If you read the previous blog from the screening iconoclast and know a little about screening, you might be thinking that the thing to do is focus on the positive predictive value rather than the sensitivity of your test.
The positive predictive value or PPV is the proportion of people who test positive on the test who have the disease you are looking for. One of the reasons it is not widely used in research papers describing new medical tests is that the PPV depends on how common the disease is in the population that you are using the test in. To understand that, consider a test that is no better than tossing a coin – it actually tells you nothing about whether someone had disease. Still, you decide to use it in a group of patients who have suspected cancer.

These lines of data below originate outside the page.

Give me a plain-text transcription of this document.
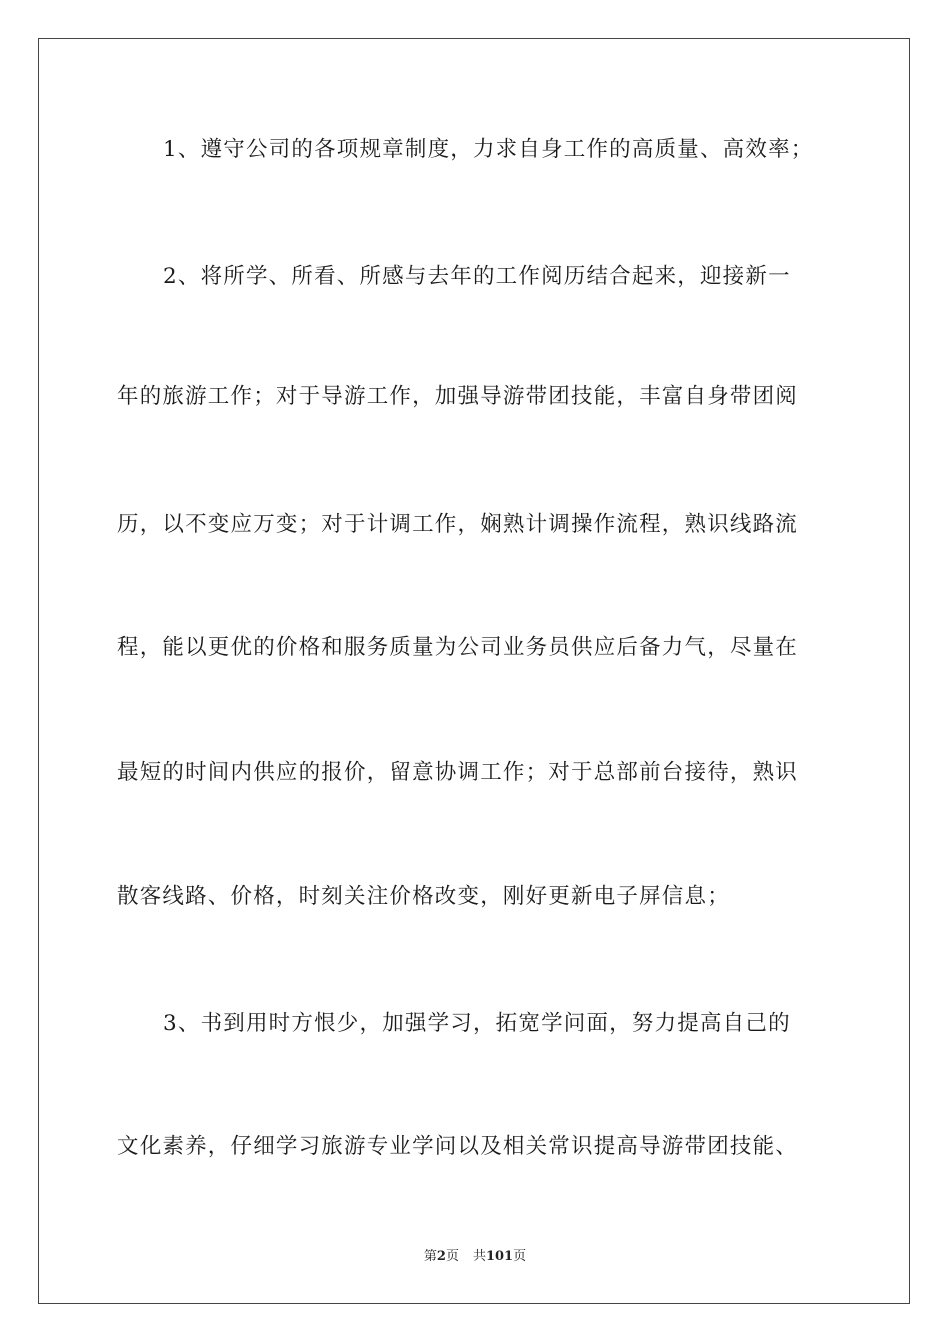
1、遵守公司的各项规章制度，力求自身工作的高质量、高效率；
2、将所学、所看、所感与去年的工作阅历结合起来，迎接新一
年的旅游工作；对于导游工作，加强导游带团技能，丰富自身带团阅
历，以不变应万变；对于计调工作，娴熟计调操作流程，熟识线路流
程，能以更优的价格和服务质量为公司业务员供应后备力气，尽量在
最短的时间内供应的报价，留意协调工作；对于总部前台接待，熟识
散客线路、价格，时刻关注价格改变，刚好更新电子屏信息；
3、书到用时方恨少，加强学习，拓宽学问面，努力提高自己的
文化素养，仔细学习旅游专业学问以及相关常识提高导游带团技能、
第2页 共101页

If 40% of those with suspected cancer actually have that cancer then the PPV will be 40%. If on the other hand you decide to use it for a medical check-up in people with no signs of cancer and in whom only 1 in 2500 will have undiagnosed cancer, then the PPV would be 0.04%. The PPV tells us as much about the target group as it does about the test.
If, however, it is agreed that we want to use a test in a screening setting where we know how common it is to have cancer, then the PPV may be useful. In such a setting it is useful to think about how the probability of having cancer changes as a result of knowing the test result. Suppose, in an early diagnosis setting, someone presents with symptoms that gives them a 1.0% chance of having a particular type of cancer. Suppose we do a test: those testing positive now have a 35% chance of having cancer and those testing negative now have a 0.5% chance of having cancer. Based on the PPV of 35% one would be happy to refer the patient with a positive test to hospital to have a definitive diagnostic work-up. The 0.5% risk of cancer in those testing negative may not be sufficient to provide complete reassurance, but it is probably not great enough to justify expensive or invasive testing.
If on the other hand the same test is used in a screening context so that the risk of undiagnosed cancer in those tested is 0.04%, the PPV would be just 2.1% and the probability of disease in those testing negative would be 0.02%. In the screening setting, the risk of cancer in those testing positive may not be great enough to warrant further invasive testing. The value of the test for screening, depends critically on how those positive will be triaged. If the next step would be a CT scan then one might be willing to do 50 CT scans to diagnose one (asymptomatic) cancer, but if the next step if to perform surgery, one would probably not be willing to operate on 50 patients to diagnose one cancer.
The positive predictive value can be useful knowing what the options are for those who test positive, but one also needs to consider how the risk of disease changes as a result of the test and to realise that an acceptable value for the PPV depends critically on what comes next.
The views expressed are those of the author. Posting of the blog does not signify that the Cancer Prevention Group endorse those views or opinions.